Like, the kind of love that puts you at ease and reminds you who you are. Give me some melancholy alternative music, a coffee, a warm sweater, and my computer and I’m in my happy place. Throw in a rainy day and a seat by the window and I might just cry tears of joy.
So why then is it so hard to get anything worthwhile out of my head and onto the page (or screen) a lot of time?
I think writing is an interesting art form in that, at least for me, the ability to create has little to do with my affection toward writing and much to do with everything else going on in my life.
When I’m happy I want to share it in the best way I know how: writing. And when I’m upset I want to get it all out and make sense of the situation, so I crave a writing session. But anything in between, which let’s be honest is a large majority of the time, it’s hard to find the words. The inspiration doesn’t consume me, either in a wave of joy or the gripping pain of sadness or frustration, so the words don’t flow as easily. Instead it feels like pulling, tugging, begging and pleading for a moment, just a glimpse, of creativity. During those times, when the words fail me, writing becomes an almost painful process. The thing I love isn’t fun. It’s something I must begrudgingly and dutifully do.

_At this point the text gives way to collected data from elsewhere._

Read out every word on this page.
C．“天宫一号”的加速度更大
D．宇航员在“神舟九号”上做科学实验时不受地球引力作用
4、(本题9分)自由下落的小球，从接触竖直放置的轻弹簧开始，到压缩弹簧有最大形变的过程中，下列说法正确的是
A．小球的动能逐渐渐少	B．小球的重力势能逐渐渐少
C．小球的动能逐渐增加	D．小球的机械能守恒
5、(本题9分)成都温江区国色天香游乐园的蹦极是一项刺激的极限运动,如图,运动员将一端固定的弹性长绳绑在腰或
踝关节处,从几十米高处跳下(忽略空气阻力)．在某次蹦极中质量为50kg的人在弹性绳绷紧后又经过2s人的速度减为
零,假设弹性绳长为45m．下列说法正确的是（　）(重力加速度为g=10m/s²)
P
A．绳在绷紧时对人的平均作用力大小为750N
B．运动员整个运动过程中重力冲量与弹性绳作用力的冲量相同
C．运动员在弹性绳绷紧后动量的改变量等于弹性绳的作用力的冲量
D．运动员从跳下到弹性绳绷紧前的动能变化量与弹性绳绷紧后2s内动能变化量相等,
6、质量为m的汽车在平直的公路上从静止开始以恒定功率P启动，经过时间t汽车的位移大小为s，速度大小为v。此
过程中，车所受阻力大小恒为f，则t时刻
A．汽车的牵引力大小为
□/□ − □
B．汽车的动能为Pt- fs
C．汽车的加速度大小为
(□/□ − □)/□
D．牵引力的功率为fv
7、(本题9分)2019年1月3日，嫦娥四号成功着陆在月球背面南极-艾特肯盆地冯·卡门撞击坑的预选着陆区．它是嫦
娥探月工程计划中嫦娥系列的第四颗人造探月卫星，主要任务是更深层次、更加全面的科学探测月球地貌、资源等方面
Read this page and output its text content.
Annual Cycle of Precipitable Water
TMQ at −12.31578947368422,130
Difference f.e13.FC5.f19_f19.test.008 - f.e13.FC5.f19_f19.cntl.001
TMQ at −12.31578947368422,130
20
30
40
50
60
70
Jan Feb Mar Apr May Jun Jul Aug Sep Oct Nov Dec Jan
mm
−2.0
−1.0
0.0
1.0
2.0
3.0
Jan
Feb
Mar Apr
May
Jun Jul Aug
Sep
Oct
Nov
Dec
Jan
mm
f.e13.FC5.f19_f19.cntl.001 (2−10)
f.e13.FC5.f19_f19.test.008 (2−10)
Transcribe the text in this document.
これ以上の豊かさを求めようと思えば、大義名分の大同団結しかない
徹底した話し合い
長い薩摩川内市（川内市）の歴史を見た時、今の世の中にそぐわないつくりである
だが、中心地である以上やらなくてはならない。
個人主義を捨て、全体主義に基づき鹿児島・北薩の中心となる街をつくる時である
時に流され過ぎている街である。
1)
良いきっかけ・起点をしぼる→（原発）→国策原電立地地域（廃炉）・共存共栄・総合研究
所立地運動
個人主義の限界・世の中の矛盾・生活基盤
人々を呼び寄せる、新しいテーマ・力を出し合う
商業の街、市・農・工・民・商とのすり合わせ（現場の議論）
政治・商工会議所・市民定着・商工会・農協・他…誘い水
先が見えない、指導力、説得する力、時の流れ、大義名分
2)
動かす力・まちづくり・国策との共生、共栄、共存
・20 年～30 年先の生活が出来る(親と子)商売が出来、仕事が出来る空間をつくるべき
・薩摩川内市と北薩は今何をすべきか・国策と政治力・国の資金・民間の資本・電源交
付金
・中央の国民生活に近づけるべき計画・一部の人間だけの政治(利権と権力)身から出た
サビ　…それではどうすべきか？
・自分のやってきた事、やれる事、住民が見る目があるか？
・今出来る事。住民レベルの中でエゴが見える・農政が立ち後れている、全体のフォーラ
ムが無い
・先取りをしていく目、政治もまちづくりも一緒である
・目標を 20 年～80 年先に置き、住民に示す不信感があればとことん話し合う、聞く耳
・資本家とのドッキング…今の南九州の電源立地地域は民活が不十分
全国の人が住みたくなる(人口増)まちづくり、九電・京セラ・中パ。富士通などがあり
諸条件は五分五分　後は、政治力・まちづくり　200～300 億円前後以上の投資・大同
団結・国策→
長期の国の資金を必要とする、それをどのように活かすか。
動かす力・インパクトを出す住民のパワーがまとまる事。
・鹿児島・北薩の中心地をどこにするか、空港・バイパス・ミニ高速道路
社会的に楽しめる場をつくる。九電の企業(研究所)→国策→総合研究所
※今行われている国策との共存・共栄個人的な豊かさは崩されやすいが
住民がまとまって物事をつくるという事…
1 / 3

Hence, my poor blog’s bouts of loneliness. I’m either lacking that craving and hunger for writing, or I use my free time to put my brain to sleep (aka watch crappy TV).
But I realized the other day that if I wait for those times of extreme emotion I limit my opportunities to grow as a writer. Yes, writing when I’m in an apathetic state of mind means that half of what is left on the page may be worthless, but at least I put something on the page. At least I made an attempt and pushed past the drudgery. And the beauty of a blog is that you’re not required to hit “publish” at the end of each post. Then, on the other hand, who knows? I could end up creating some brilliant things in that lukewarm space.
So, all that being said, my goal is to be a more consistent writer. That doesn’t mean that every blog post is going to be polished, compelling literary work. Some days my posts may just end up being Kiara’s Stream of Consciousness (that’s kinda what this is turning into if we’re being honest), but hey! I always said the goal of any blog I wrote was to be real, to be honest and to be true to who I am. So that’s what you get – my thoughts, raw and uncut.